L'Ombre de l'Olivier

The Shadow of the Olive Tree

being the maunderings of an Englishman on the Côte d'Azur

06 April 2009 Blog Home : April 2009 : Permalink

A Good Idea For a Bad Reason

Saul Griffith who is a gentleman I've never heard of before, but seems fairly smart, is giving the following advice to young people:

"Son, you should refuse to pay into my health care system. You should refuse to pay into my Social Security system. Encourage the rest of your generation to refuse to pay into the benefits systems of their parents and previous generations."

Unfortunately the reason why he wants the young people to do this is:

"Unless you can convince us, the Madoff generation, to immediately heed your demands on climate change action. You shouldn't be expected to support our future if we are not supporting yours."

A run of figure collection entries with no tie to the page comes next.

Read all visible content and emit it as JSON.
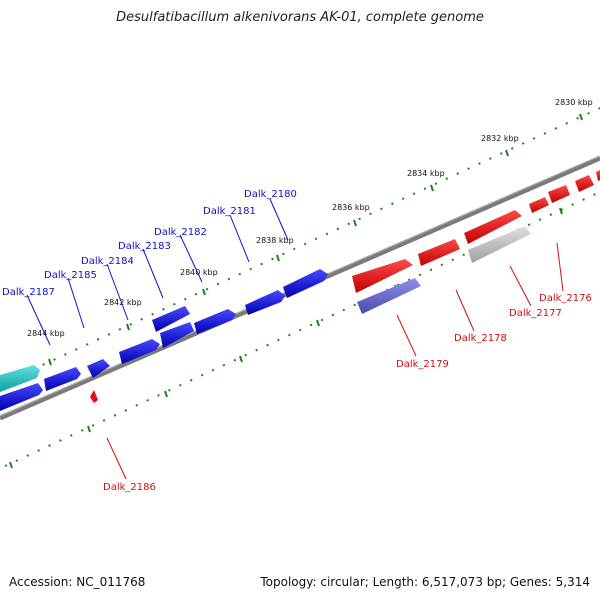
{
  "title": "Desulfatibacillum alkenivorans AK-01, complete genome",
  "footer": {
    "accession": "Accession: NC_011768",
    "summary": "Topology: circular; Length: 6,517,073 bp; Genes: 5,314"
  },
  "colors": {
    "forward_gene": "#1010e0",
    "reverse_gene": "#e01010",
    "highlight_forward": "#7070d0",
    "pseudo_gene": "#b8b8b8",
    "rna_gene": "#20c0c0",
    "backbone": "#808080",
    "ticks": "#208020",
    "forward_label": "#1010c0",
    "reverse_label": "#d01010"
  },
  "scale_labels": [
    "2830 kbp",
    "2832 kbp",
    "2834 kbp",
    "2836 kbp",
    "2838 kbp",
    "2840 kbp",
    "2842 kbp",
    "2844 kbp"
  ],
  "forward_labels": [
    "Dalk_2180",
    "Dalk_2181",
    "Dalk_2182",
    "Dalk_2183",
    "Dalk_2184",
    "Dalk_2185",
    "Dalk_2187"
  ],
  "reverse_labels": [
    "Dalk_2176",
    "Dalk_2177",
    "Dalk_2178",
    "Dalk_2179",
    "Dalk_2186"
  ]
}
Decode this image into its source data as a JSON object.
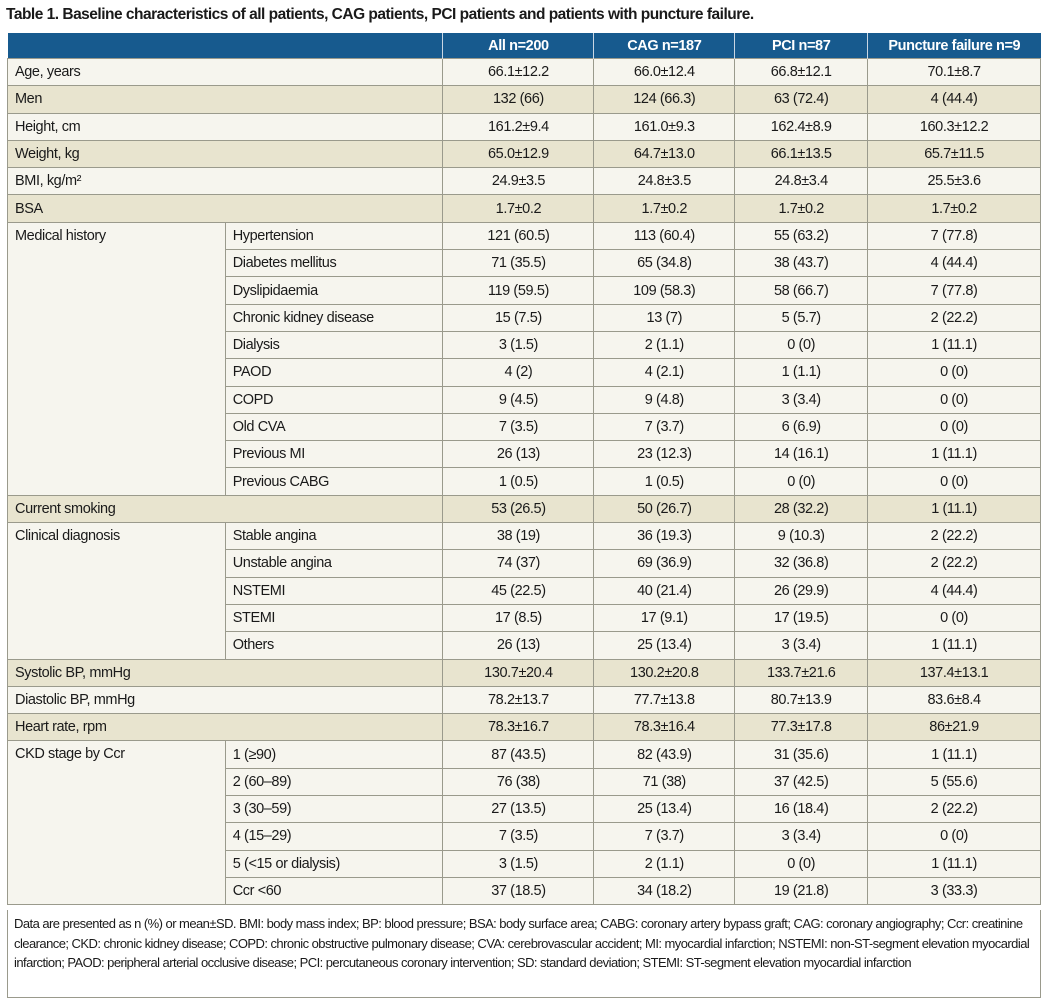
{
  "title": "Table 1. Baseline characteristics of all patients, CAG patients, PCI patients and patients with puncture failure.",
  "columns": [
    "All n=200",
    "CAG n=187",
    "PCI n=87",
    "Puncture failure n=9"
  ],
  "colors": {
    "header": "#175a8e",
    "shaded_row": "#e8e4cf",
    "row": "#f6f5ee"
  },
  "sections": [
    {
      "label": "Age, years",
      "values": [
        "66.1±12.2",
        "66.0±12.4",
        "66.8±12.1",
        "70.1±8.7"
      ]
    },
    {
      "label": "Men",
      "shaded": true,
      "values": [
        "132 (66)",
        "124 (66.3)",
        "63 (72.4)",
        "4 (44.4)"
      ]
    },
    {
      "label": "Height, cm",
      "values": [
        "161.2±9.4",
        "161.0±9.3",
        "162.4±8.9",
        "160.3±12.2"
      ]
    },
    {
      "label": "Weight, kg",
      "shaded": true,
      "values": [
        "65.0±12.9",
        "64.7±13.0",
        "66.1±13.5",
        "65.7±11.5"
      ]
    },
    {
      "label": "BMI, kg/m²",
      "values": [
        "24.9±3.5",
        "24.8±3.5",
        "24.8±3.4",
        "25.5±3.6"
      ]
    },
    {
      "label": "BSA",
      "shaded": true,
      "values": [
        "1.7±0.2",
        "1.7±0.2",
        "1.7±0.2",
        "1.7±0.2"
      ]
    },
    {
      "label": "Medical history",
      "rows": [
        {
          "label": "Hypertension",
          "values": [
            "121 (60.5)",
            "113 (60.4)",
            "55 (63.2)",
            "7 (77.8)"
          ]
        },
        {
          "label": "Diabetes mellitus",
          "values": [
            "71 (35.5)",
            "65 (34.8)",
            "38 (43.7)",
            "4 (44.4)"
          ]
        },
        {
          "label": "Dyslipidaemia",
          "values": [
            "119 (59.5)",
            "109 (58.3)",
            "58 (66.7)",
            "7 (77.8)"
          ]
        },
        {
          "label": "Chronic kidney disease",
          "values": [
            "15 (7.5)",
            "13 (7)",
            "5 (5.7)",
            "2 (22.2)"
          ]
        },
        {
          "label": "Dialysis",
          "values": [
            "3 (1.5)",
            "2 (1.1)",
            "0 (0)",
            "1 (11.1)"
          ]
        },
        {
          "label": "PAOD",
          "values": [
            "4 (2)",
            "4 (2.1)",
            "1 (1.1)",
            "0 (0)"
          ]
        },
        {
          "label": "COPD",
          "values": [
            "9 (4.5)",
            "9 (4.8)",
            "3 (3.4)",
            "0 (0)"
          ]
        },
        {
          "label": "Old CVA",
          "values": [
            "7 (3.5)",
            "7 (3.7)",
            "6 (6.9)",
            "0 (0)"
          ]
        },
        {
          "label": "Previous MI",
          "values": [
            "26 (13)",
            "23 (12.3)",
            "14 (16.1)",
            "1 (11.1)"
          ]
        },
        {
          "label": "Previous CABG",
          "values": [
            "1 (0.5)",
            "1 (0.5)",
            "0 (0)",
            "0 (0)"
          ]
        }
      ]
    },
    {
      "label": "Current smoking",
      "shaded": true,
      "values": [
        "53 (26.5)",
        "50 (26.7)",
        "28 (32.2)",
        "1 (11.1)"
      ]
    },
    {
      "label": "Clinical diagnosis",
      "rows": [
        {
          "label": "Stable angina",
          "values": [
            "38 (19)",
            "36 (19.3)",
            "9 (10.3)",
            "2 (22.2)"
          ]
        },
        {
          "label": "Unstable angina",
          "values": [
            "74 (37)",
            "69 (36.9)",
            "32 (36.8)",
            "2 (22.2)"
          ]
        },
        {
          "label": "NSTEMI",
          "values": [
            "45 (22.5)",
            "40 (21.4)",
            "26 (29.9)",
            "4 (44.4)"
          ]
        },
        {
          "label": "STEMI",
          "values": [
            "17 (8.5)",
            "17 (9.1)",
            "17 (19.5)",
            "0 (0)"
          ]
        },
        {
          "label": "Others",
          "values": [
            "26 (13)",
            "25 (13.4)",
            "3 (3.4)",
            "1 (11.1)"
          ]
        }
      ]
    },
    {
      "label": "Systolic BP, mmHg",
      "shaded": true,
      "values": [
        "130.7±20.4",
        "130.2±20.8",
        "133.7±21.6",
        "137.4±13.1"
      ]
    },
    {
      "label": "Diastolic BP, mmHg",
      "values": [
        "78.2±13.7",
        "77.7±13.8",
        "80.7±13.9",
        "83.6±8.4"
      ]
    },
    {
      "label": "Heart rate, rpm",
      "shaded": true,
      "values": [
        "78.3±16.7",
        "78.3±16.4",
        "77.3±17.8",
        "86±21.9"
      ]
    },
    {
      "label": "CKD stage by Ccr",
      "rows": [
        {
          "label": "1 (≥90)",
          "values": [
            "87 (43.5)",
            "82 (43.9)",
            "31 (35.6)",
            "1 (11.1)"
          ]
        },
        {
          "label": "2 (60–89)",
          "values": [
            "76 (38)",
            "71 (38)",
            "37 (42.5)",
            "5 (55.6)"
          ]
        },
        {
          "label": "3 (30–59)",
          "values": [
            "27 (13.5)",
            "25 (13.4)",
            "16 (18.4)",
            "2 (22.2)"
          ]
        },
        {
          "label": "4 (15–29)",
          "values": [
            "7 (3.5)",
            "7 (3.7)",
            "3 (3.4)",
            "0 (0)"
          ]
        },
        {
          "label": "5 (<15 or dialysis)",
          "values": [
            "3 (1.5)",
            "2 (1.1)",
            "0 (0)",
            "1 (11.1)"
          ]
        },
        {
          "label": "Ccr <60",
          "values": [
            "37 (18.5)",
            "34 (18.2)",
            "19 (21.8)",
            "3 (33.3)"
          ]
        }
      ]
    }
  ],
  "footnote": "Data are presented as n (%) or mean±SD. BMI: body mass index; BP: blood pressure; BSA: body surface area; CABG: coronary artery bypass graft; CAG: coronary angiography; Ccr: creatinine clearance; CKD: chronic kidney disease; COPD: chronic obstructive pulmonary disease; CVA: cerebrovascular accident; MI: myocardial infarction; NSTEMI: non-ST-segment elevation myocardial infarction; PAOD: peripheral arterial occlusive disease; PCI: percutaneous coronary intervention; SD: standard deviation; STEMI: ST-segment elevation myocardial infarction"
}
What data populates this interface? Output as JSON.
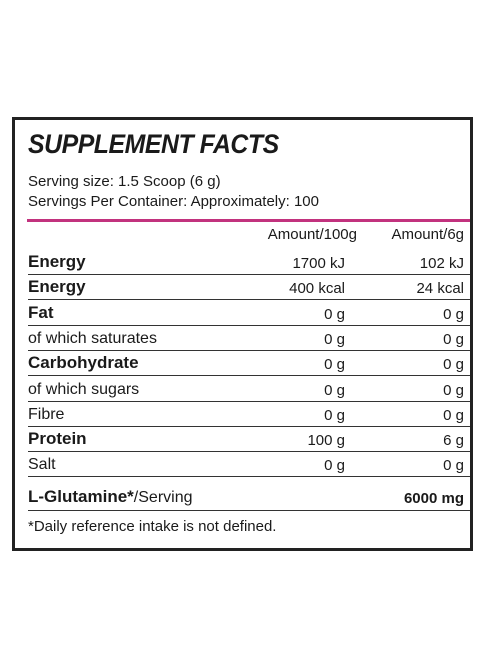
{
  "title": "SUPPLEMENT FACTS",
  "serving_size": "Serving size: 1.5 Scoop (6 g)",
  "servings_per_container": "Servings Per Container: Approximately: 100",
  "columns": {
    "per100": "Amount/100g",
    "perServing": "Amount/6g"
  },
  "rows": [
    {
      "name": "Energy",
      "bold": true,
      "per100": "1700 kJ",
      "perServing": "102 kJ"
    },
    {
      "name": "Energy",
      "bold": true,
      "per100": "400 kcal",
      "perServing": "24 kcal"
    },
    {
      "name": "Fat",
      "bold": true,
      "per100": "0 g",
      "perServing": "0 g"
    },
    {
      "name": "of which saturates",
      "bold": false,
      "per100": "0 g",
      "perServing": "0 g"
    },
    {
      "name": "Carbohydrate",
      "bold": true,
      "per100": "0 g",
      "perServing": "0 g"
    },
    {
      "name": "of which sugars",
      "bold": false,
      "per100": "0 g",
      "perServing": "0 g"
    },
    {
      "name": "Fibre",
      "bold": false,
      "per100": "0 g",
      "perServing": "0 g"
    },
    {
      "name": "Protein",
      "bold": true,
      "per100": "100 g",
      "perServing": "6 g"
    },
    {
      "name": "Salt",
      "bold": false,
      "per100": "0 g",
      "perServing": "0 g"
    }
  ],
  "glutamine": {
    "name": "L-Glutamine*",
    "suffix": "/Serving",
    "value": "6000 mg"
  },
  "footnote": "*Daily reference intake is not defined.",
  "colors": {
    "accent": "#c2327e",
    "border": "#222222"
  }
}
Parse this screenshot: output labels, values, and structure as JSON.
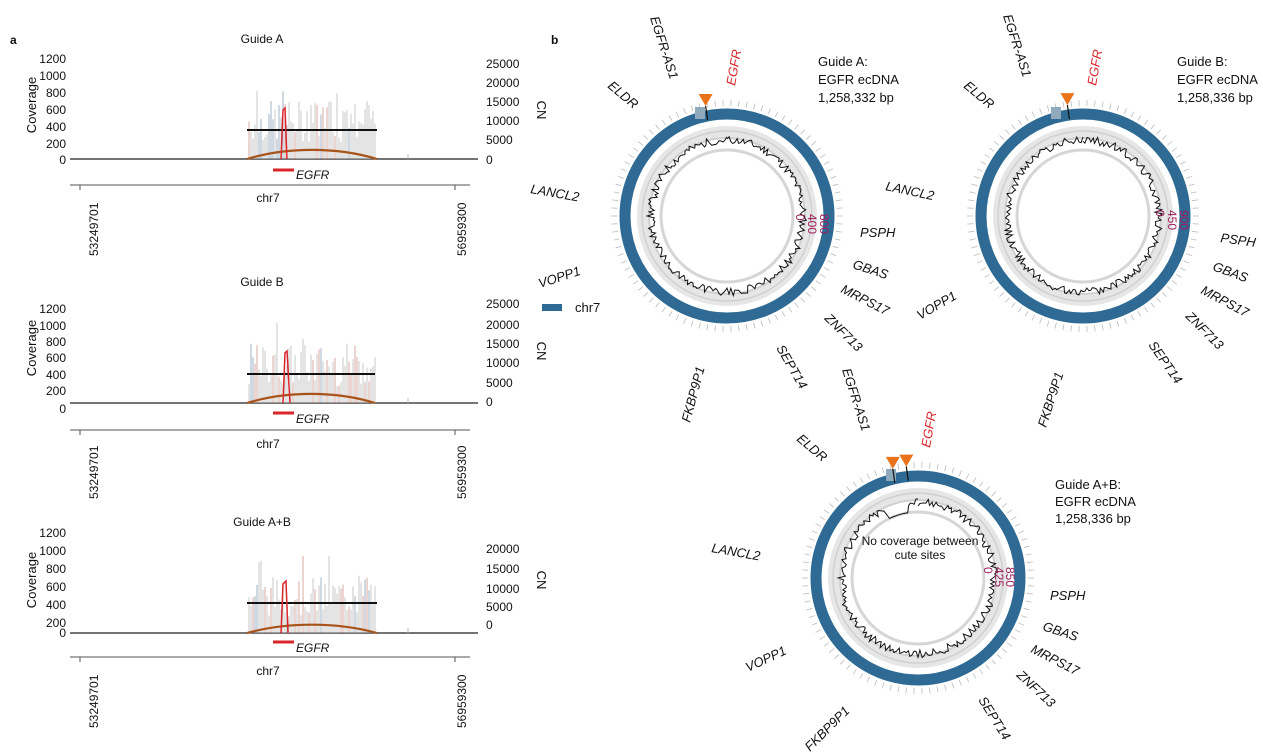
{
  "panel_a": {
    "letter": "a",
    "coverage_label": "Coverage",
    "cn_label": "CN",
    "chrom_label": "chr7",
    "gene_label": "EGFR",
    "x_start": "53249701",
    "x_end": "56959300",
    "plots": [
      {
        "title": "Guide A",
        "left_ticks": [
          "1200",
          "1000",
          "800",
          "600",
          "400",
          "200",
          "0"
        ],
        "right_ticks": [
          "25000",
          "20000",
          "15000",
          "10000",
          "5000",
          "0"
        ]
      },
      {
        "title": "Guide B",
        "left_ticks": [
          "1200",
          "1000",
          "800",
          "600",
          "400",
          "200",
          "0"
        ],
        "right_ticks": [
          "25000",
          "20000",
          "15000",
          "10000",
          "5000",
          "0"
        ]
      },
      {
        "title": "Guide A+B",
        "left_ticks": [
          "1200",
          "1000",
          "800",
          "600",
          "400",
          "200",
          "0"
        ],
        "right_ticks": [
          "20000",
          "15000",
          "10000",
          "5000",
          "0"
        ]
      }
    ]
  },
  "panel_b": {
    "letter": "b",
    "legend_label": "chr7",
    "colors": {
      "ring": "#2e6a93",
      "arrow": "#e8731a",
      "egfr": "#d9262b",
      "scale": "#9b1c5a"
    },
    "circles": [
      {
        "info": [
          "Guide A:",
          "EGFR ecDNA",
          "1,258,332 bp"
        ],
        "scale": [
          "800",
          "400",
          "0"
        ],
        "genes": [
          "EGFR-AS1",
          "EGFR",
          "ELDR",
          "LANCL2",
          "VOPP1",
          "PSPH",
          "GBAS",
          "MRPS17",
          "ZNF713",
          "SEPT14",
          "FKBP9P1"
        ],
        "note": ""
      },
      {
        "info": [
          "Guide B:",
          "EGFR ecDNA",
          "1,258,336 bp"
        ],
        "scale": [
          "900",
          "450",
          "0"
        ],
        "genes": [
          "EGFR-AS1",
          "EGFR",
          "ELDR",
          "LANCL2",
          "VOPP1",
          "PSPH",
          "GBAS",
          "MRPS17",
          "ZNF713",
          "SEPT14",
          "FKBP9P1"
        ],
        "note": ""
      },
      {
        "info": [
          "Guide A+B:",
          "EGFR ecDNA",
          "1,258,336 bp"
        ],
        "scale": [
          "850",
          "425",
          "0"
        ],
        "genes": [
          "EGFR-AS1",
          "EGFR",
          "ELDR",
          "LANCL2",
          "VOPP1",
          "PSPH",
          "GBAS",
          "MRPS17",
          "ZNF713",
          "SEPT14",
          "FKBP9P1"
        ],
        "note": "No coverage between cute sites"
      }
    ]
  }
}
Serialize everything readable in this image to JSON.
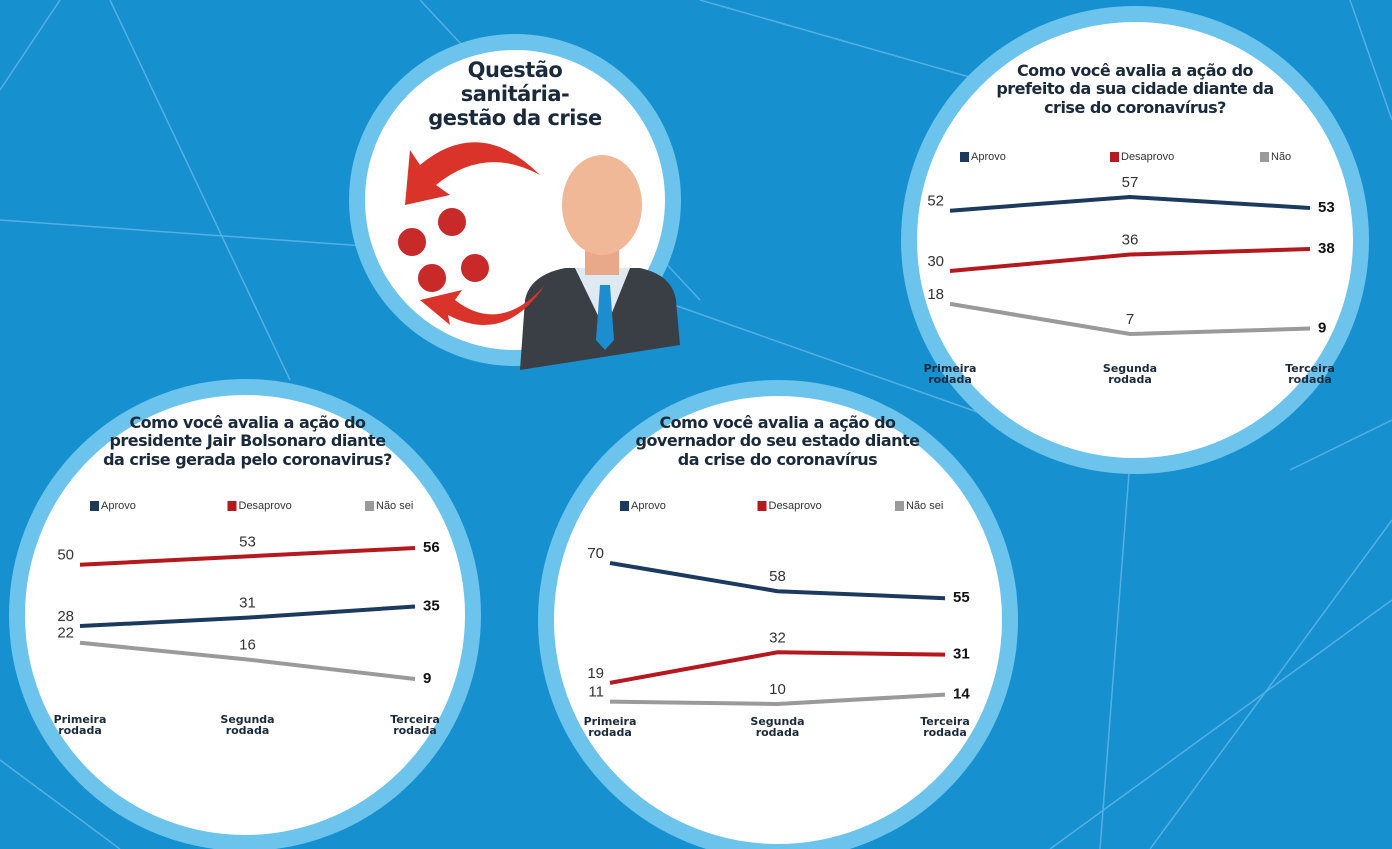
{
  "title": "Questão sanitária-gestão da crise",
  "chart_data": [
    {
      "type": "line",
      "title": "Como você avalia a ação do prefeito da sua cidade diante da crise do coronavírus?",
      "categories": [
        "Primeira rodada",
        "Segunda rodada",
        "Terceira rodada"
      ],
      "series": [
        {
          "name": "Aprovo",
          "color": "#1c3a5e",
          "values": [
            52,
            57,
            53
          ]
        },
        {
          "name": "Desaprovo",
          "color": "#b3191e",
          "values": [
            30,
            36,
            38
          ]
        },
        {
          "name": "Não",
          "color": "#9a9a9a",
          "values": [
            18,
            7,
            9
          ]
        }
      ]
    },
    {
      "type": "line",
      "title": "Como você avalia a ação do presidente Jair Bolsonaro diante da crise gerada pelo coronavirus?",
      "categories": [
        "Primeira rodada",
        "Segunda rodada",
        "Terceira rodada"
      ],
      "series": [
        {
          "name": "Aprovo",
          "color": "#1c3a5e",
          "values": [
            28,
            31,
            35
          ]
        },
        {
          "name": "Desaprovo",
          "color": "#b3191e",
          "values": [
            50,
            53,
            56
          ]
        },
        {
          "name": "Não sei",
          "color": "#9a9a9a",
          "values": [
            22,
            16,
            9
          ]
        }
      ]
    },
    {
      "type": "line",
      "title": "Como você avalia a ação do governador do seu estado diante da crise do coronavírus",
      "categories": [
        "Primeira rodada",
        "Segunda rodada",
        "Terceira rodada"
      ],
      "series": [
        {
          "name": "Aprovo",
          "color": "#1c3a5e",
          "values": [
            70,
            58,
            55
          ]
        },
        {
          "name": "Desaprovo",
          "color": "#b3191e",
          "values": [
            19,
            32,
            31
          ]
        },
        {
          "name": "Não sei",
          "color": "#9a9a9a",
          "values": [
            11,
            10,
            14
          ]
        }
      ]
    }
  ]
}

Which is where Mr G & I have to disagree, You see Mr G is convinced that

Every generation so far has expected the next generation to absorb its carbon investment into the atmosphere. Speaking not just as a scientist but as a new father, I'd wager that the next generation--my son's generation--faces a Madoff-like moment when the system collapses, the environment collapses, and very likely we'll have a whole load of civil unrest and other nasty consequences.

Furthermore, and this is where I was glad I wasn't actually drinking my wine as I read it, he beleives that:

Funn[il]y enough, we understand the global climate system better than we understand financial markets. We can see this eco-Madoff moment coming, but it doesn't look like we are willing to take measures to ward it off. Much like Madoff's investors, we're soothed by numbers backed by scanty auditing and happy to soak up the "benefits" of continuing our CO2 heavy lifestyle. We're not eager to pay the cost of say, additional regulation or restrictions that might rein in the excesses and stop this Ponzi scheme from running amuck.

Let me quibble with the "understand the global climate system" bit. I do not beleive we properly understand the global climate system. Why? Because we have no models of the global climate system that are accurately representing reality. The link shows  a selection of models used in the IPCC's AR4 and the actual GISS reported temperatures for the last 100 years. It is blindingly obvious that the models a) disagree with each other and b) fail miserably to predict the actual temperature. Should that link be a tad confusing, the same blog has numerous other posts such as this one, which illustrate just how badly the models are at predicting reality. Since 2001 the actual global temperature trend has been flat to (very slightly) negative whereas all models predict rises. This difference cannot be blamed on volcanism as there have been no major eruptions since Jan 2001 so there is no "excuse" for the models to be overshooting so far that statistical tests of confidence fail miserably. Hence I am forced to conclude that the models are wrong. If the models are wrong then it seems unlikely that we understand the global climate system because one good way to demonstrate understanding is to make models that predict the future.

Now it is, I suppose, possible that we understand financial markets less than we understand the climate but if so this is very very worrying because as I've just shown it doesn't look like we understand global climate at all. Intuitively one feels that 200+ years of economic and financial modelling from the time of Adam Smith ought to make it more likely that we understand the financial system than the climate given that that people have been trying to study the latter for no more than 50 years or so but maybe I'm wrong.

Hence (QED) if we do not understand the climate system we do not know the sensitivity of the earth to CO2 and hence whether or not continuing to create it is a bad thing. Hence we have no idea whether the environment will "collapse" or not.

Anyway whether or not the environment collapses I'm pretty sure that the Ponzi scheme that is government funded pensions, healthcare etc. is indeed headed for a collapse and I think we probably ought to stop paying for it all now. So therefore, for the wrong reasons Mr Griffith is right, Rather than pay taxes to support another few trillion dollars of spending on a broken financial system and unsustainable social security IOUs the young people of today ought to refuse to pay any and all taxes and let the government wither away. The old people will have to either rely on their existing savings or work (as child minders for their grandkids perhaps) or starve.